Remote has been very fortunate
that, we always attracted very,
very good investors to
the company. And we have been growing,
healthy, with their support and,
they have an investment
they have may be making in
In terms of opportunistic fundraising,
if it makes sense, and you have,
an ambition and you know exactly
where you are heading and, you know,
you can make good use of
those funds. It makes sense,
but opportunity usually comes
from you being prepared with, so,
and if you're already
prepared to take action,
it means that there is an underlying
perception that will have good use for
it. You are open to it,
and you understand that,
by doing so you derisk the business,
you achieving your vision and
your mission. And, which usually
is a tool, and it's not,
an outcome, fundraising.
And I see it very much, in that way,
market dynamics sometimes are more
volatile or more unpredictable.
And if you secure now,
why should you be focusing on very
lengthy process in six months or
12 months from now,
instead of doing it, today,
obviously fundraising comes with dilution.

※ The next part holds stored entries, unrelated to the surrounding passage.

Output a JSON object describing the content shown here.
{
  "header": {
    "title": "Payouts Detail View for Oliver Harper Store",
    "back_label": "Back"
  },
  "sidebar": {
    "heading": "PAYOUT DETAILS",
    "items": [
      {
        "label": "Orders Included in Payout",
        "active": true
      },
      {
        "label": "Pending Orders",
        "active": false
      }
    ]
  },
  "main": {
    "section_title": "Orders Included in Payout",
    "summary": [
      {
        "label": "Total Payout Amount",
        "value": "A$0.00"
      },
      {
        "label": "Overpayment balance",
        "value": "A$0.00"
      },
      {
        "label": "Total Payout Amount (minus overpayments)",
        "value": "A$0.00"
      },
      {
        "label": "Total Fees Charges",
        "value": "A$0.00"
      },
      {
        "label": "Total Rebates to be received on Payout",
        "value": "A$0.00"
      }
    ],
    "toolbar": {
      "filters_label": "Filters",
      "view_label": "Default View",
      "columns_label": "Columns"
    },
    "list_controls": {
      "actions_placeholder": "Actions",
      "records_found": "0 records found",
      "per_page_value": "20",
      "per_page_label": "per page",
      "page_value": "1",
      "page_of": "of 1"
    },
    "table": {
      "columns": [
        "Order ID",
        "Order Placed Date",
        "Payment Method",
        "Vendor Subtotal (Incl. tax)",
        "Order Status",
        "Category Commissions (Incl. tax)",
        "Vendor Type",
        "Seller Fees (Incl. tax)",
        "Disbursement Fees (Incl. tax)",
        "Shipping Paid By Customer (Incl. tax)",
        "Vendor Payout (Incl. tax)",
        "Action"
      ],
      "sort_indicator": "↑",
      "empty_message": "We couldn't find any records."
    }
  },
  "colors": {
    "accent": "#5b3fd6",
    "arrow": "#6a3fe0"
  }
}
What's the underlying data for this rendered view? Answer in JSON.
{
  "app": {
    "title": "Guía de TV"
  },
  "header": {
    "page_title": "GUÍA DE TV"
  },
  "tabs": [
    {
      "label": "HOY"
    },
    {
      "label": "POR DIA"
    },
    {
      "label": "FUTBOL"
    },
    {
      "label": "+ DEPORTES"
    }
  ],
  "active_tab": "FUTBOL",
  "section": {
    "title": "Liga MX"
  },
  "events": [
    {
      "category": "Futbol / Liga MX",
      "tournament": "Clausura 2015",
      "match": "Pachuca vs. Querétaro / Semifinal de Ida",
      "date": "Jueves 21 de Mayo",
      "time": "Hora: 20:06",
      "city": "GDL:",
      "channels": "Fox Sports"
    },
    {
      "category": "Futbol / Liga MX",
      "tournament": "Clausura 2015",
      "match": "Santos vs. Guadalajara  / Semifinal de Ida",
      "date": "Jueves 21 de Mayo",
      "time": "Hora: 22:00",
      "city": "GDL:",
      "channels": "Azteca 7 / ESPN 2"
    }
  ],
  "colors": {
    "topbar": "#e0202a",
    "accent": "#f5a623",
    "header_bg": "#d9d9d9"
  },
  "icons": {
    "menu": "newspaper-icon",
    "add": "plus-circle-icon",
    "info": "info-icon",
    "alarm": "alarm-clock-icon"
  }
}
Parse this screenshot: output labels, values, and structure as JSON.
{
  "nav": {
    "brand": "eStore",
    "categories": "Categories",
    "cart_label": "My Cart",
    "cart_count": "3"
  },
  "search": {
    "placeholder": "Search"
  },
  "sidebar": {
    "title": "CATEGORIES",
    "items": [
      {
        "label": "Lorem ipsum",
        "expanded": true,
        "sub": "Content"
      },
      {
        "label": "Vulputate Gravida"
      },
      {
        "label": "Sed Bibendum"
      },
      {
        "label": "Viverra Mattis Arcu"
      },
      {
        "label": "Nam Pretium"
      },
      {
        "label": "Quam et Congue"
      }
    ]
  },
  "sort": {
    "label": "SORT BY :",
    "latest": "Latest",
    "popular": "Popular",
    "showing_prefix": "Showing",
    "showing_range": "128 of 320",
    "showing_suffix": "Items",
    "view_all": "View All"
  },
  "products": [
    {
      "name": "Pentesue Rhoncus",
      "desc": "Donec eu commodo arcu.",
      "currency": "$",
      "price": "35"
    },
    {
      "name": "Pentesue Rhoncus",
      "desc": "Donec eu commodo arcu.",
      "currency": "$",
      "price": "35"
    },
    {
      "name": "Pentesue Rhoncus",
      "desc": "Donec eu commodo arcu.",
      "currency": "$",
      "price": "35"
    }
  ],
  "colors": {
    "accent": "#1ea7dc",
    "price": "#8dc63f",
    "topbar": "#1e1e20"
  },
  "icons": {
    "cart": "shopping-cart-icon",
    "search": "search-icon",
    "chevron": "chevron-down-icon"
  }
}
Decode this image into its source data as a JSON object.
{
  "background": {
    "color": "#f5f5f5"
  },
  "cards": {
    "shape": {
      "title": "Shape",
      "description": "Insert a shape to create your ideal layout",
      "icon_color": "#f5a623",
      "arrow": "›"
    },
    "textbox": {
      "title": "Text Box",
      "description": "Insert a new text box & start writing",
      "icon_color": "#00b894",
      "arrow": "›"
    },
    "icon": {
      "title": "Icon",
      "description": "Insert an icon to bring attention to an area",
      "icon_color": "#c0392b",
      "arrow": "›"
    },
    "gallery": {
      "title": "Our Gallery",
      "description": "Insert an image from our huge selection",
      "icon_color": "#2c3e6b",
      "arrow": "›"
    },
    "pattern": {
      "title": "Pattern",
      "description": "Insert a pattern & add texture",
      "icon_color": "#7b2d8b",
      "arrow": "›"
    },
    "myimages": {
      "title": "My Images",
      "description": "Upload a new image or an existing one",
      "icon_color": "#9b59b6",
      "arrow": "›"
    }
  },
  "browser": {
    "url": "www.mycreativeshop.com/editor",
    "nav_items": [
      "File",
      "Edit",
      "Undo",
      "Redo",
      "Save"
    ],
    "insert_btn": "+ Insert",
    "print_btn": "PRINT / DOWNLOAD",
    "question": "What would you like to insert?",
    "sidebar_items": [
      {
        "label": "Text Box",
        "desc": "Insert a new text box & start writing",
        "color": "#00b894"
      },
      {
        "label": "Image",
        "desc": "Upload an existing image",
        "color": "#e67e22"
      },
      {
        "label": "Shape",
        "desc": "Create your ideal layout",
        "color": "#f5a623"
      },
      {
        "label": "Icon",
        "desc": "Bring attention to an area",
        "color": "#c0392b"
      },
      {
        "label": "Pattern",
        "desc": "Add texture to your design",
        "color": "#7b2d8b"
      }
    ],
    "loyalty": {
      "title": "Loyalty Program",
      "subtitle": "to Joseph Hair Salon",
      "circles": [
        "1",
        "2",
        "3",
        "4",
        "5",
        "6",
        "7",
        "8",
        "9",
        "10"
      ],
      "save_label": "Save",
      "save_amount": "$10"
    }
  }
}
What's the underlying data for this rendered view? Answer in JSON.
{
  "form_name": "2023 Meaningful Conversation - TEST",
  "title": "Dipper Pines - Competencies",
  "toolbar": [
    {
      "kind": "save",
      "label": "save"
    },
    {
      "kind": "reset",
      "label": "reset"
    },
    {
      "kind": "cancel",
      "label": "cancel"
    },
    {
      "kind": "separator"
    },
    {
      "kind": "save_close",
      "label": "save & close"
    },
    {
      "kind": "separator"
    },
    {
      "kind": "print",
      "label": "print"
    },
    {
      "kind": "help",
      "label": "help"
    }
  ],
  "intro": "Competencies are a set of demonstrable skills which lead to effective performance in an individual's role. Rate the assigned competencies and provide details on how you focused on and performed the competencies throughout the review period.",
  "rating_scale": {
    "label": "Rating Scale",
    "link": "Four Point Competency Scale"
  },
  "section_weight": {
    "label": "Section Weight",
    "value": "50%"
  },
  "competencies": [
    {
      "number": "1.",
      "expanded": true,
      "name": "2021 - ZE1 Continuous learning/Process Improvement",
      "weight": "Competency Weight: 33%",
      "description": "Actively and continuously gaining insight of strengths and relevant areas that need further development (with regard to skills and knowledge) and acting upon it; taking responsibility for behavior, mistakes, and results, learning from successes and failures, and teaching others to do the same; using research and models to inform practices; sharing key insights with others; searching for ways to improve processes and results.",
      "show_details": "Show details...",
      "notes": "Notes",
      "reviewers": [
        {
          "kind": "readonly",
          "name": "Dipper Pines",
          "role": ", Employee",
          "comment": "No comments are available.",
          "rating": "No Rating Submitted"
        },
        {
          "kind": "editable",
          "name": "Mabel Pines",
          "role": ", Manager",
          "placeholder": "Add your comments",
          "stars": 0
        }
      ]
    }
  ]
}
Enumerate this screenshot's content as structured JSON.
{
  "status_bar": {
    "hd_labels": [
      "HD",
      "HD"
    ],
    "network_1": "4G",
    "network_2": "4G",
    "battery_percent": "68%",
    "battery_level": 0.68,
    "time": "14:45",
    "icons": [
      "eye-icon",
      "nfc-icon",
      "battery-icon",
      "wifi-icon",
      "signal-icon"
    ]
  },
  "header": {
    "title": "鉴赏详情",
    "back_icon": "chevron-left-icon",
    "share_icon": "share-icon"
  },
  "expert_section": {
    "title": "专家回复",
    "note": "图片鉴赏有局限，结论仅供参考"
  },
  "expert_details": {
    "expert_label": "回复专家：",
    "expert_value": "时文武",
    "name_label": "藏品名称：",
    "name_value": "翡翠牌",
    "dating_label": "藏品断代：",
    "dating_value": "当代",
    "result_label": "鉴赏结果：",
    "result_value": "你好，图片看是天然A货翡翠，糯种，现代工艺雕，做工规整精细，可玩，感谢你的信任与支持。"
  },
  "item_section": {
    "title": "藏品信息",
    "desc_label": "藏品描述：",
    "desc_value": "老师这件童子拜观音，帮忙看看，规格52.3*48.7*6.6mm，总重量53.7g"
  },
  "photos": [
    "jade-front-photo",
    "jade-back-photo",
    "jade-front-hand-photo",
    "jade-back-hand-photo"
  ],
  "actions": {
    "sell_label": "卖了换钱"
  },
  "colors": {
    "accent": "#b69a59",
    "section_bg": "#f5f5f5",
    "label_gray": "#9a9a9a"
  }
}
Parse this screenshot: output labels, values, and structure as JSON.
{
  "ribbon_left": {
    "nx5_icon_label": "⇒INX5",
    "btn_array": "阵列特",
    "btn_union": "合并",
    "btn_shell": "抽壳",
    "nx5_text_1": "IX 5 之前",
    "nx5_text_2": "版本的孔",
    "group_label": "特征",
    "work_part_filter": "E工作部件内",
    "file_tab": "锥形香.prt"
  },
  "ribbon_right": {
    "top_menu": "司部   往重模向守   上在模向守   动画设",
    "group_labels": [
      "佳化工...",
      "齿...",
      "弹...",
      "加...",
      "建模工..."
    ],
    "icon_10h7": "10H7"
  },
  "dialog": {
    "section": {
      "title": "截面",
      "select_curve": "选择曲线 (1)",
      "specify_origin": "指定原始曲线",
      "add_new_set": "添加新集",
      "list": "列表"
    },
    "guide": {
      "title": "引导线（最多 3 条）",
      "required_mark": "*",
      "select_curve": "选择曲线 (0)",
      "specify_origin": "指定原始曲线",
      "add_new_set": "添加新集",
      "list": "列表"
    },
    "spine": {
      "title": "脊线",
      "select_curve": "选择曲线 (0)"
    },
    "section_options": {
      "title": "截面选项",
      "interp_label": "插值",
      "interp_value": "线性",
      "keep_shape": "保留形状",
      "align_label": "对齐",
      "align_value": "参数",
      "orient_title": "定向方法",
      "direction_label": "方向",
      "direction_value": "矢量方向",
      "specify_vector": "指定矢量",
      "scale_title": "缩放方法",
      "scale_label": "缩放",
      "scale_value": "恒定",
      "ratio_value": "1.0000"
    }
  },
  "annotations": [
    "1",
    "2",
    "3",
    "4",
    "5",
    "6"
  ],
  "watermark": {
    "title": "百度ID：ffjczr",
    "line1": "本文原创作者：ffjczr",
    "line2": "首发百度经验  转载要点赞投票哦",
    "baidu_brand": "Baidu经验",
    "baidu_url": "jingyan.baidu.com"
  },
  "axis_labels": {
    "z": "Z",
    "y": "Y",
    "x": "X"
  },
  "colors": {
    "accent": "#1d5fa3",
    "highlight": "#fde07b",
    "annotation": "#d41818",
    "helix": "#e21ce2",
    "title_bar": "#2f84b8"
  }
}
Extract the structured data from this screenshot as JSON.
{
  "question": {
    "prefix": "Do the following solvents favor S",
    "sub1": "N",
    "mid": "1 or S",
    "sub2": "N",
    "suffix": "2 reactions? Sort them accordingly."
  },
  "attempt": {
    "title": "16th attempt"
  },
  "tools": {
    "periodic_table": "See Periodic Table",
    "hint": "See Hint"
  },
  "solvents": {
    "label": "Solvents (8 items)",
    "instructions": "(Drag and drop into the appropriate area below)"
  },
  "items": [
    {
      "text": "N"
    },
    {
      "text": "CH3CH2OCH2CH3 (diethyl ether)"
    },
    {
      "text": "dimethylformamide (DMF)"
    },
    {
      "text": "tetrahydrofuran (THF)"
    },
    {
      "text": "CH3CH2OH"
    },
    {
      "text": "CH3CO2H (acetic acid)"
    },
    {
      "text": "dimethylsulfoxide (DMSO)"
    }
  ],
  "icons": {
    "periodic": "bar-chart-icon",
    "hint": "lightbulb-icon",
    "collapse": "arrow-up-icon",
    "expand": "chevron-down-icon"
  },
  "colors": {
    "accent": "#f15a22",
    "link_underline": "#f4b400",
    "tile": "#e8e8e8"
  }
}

So it's always the other side
of the coin. And I think you,
as a leader in the firm finance, or, CEO,
or founders optimize for that, but,
usually that opportunistic fundraising
comes from you being already exposed and
open to it more than, oh, it happened.
Absolutely. And, you
know, I'd like to kind of
wrap up our conversation
today. as we, you know,
we're talking about building scaling,
global finance team, and,
we addressed the independence
of individuals, and you know,
everybody working remotely for our
listeners and anybody who is interested
in scaling their business, or possibly
going to remote finance teams,
or still struggling with that aspect
of it following the last couple years,
what are just some considerations
or implications, you know,
that you would like to point out to
make sure that everybody is aware of,
you know, what goes into
a team such as yours?
I think there some fundamental points
that we touched earlier earlier
on which are, on the team
values on the team connection,
and because growing
internationally remote teams,
it's not easy, you must do it with
purpose and you must do it with care,
and understand that if you
are hiring individual that,
have the values alignment to succeed
in such an environment and in a
company that is working fully remote,
I think we have been
increasingly more exposed to it.
So which one of us is also learning
how to succeed in such an environment,
but, when, when you're growing our team,
that is a specific consideration that,
I would very, very much focus on.
Obviously then you have other
more infrastructure type of,
of considerations on
taxation of, individuals,
especially if they are nomad and
they are moving around the globe,
where are they going to pay their
taxes? Can you hire them locally?
Do you do it as a contractor because
it's really a contractor type of,
you by doing so you're exposing to
disqualification and you rather do
it as a permanent employee also for
equality between them and the rest
of your team that potentially are
headquarters or are working in a country
that you have established
operations. And, for companies,
this also opens the point
on permanent establishment,
which by having someone, operating,
on your behalf in another country,
do they increase the risk of the company
on permanent establishment or not?
And this is assessment that needs
to be done on a case by case basis,
almost just profile of the employee
that you hire remotely can,
trigger a higher risk of burn
establishment and maybe others that
are, seem to be similar to not.
And this should be assessed,
but is critical consideration that we
take when hiring someone internationally.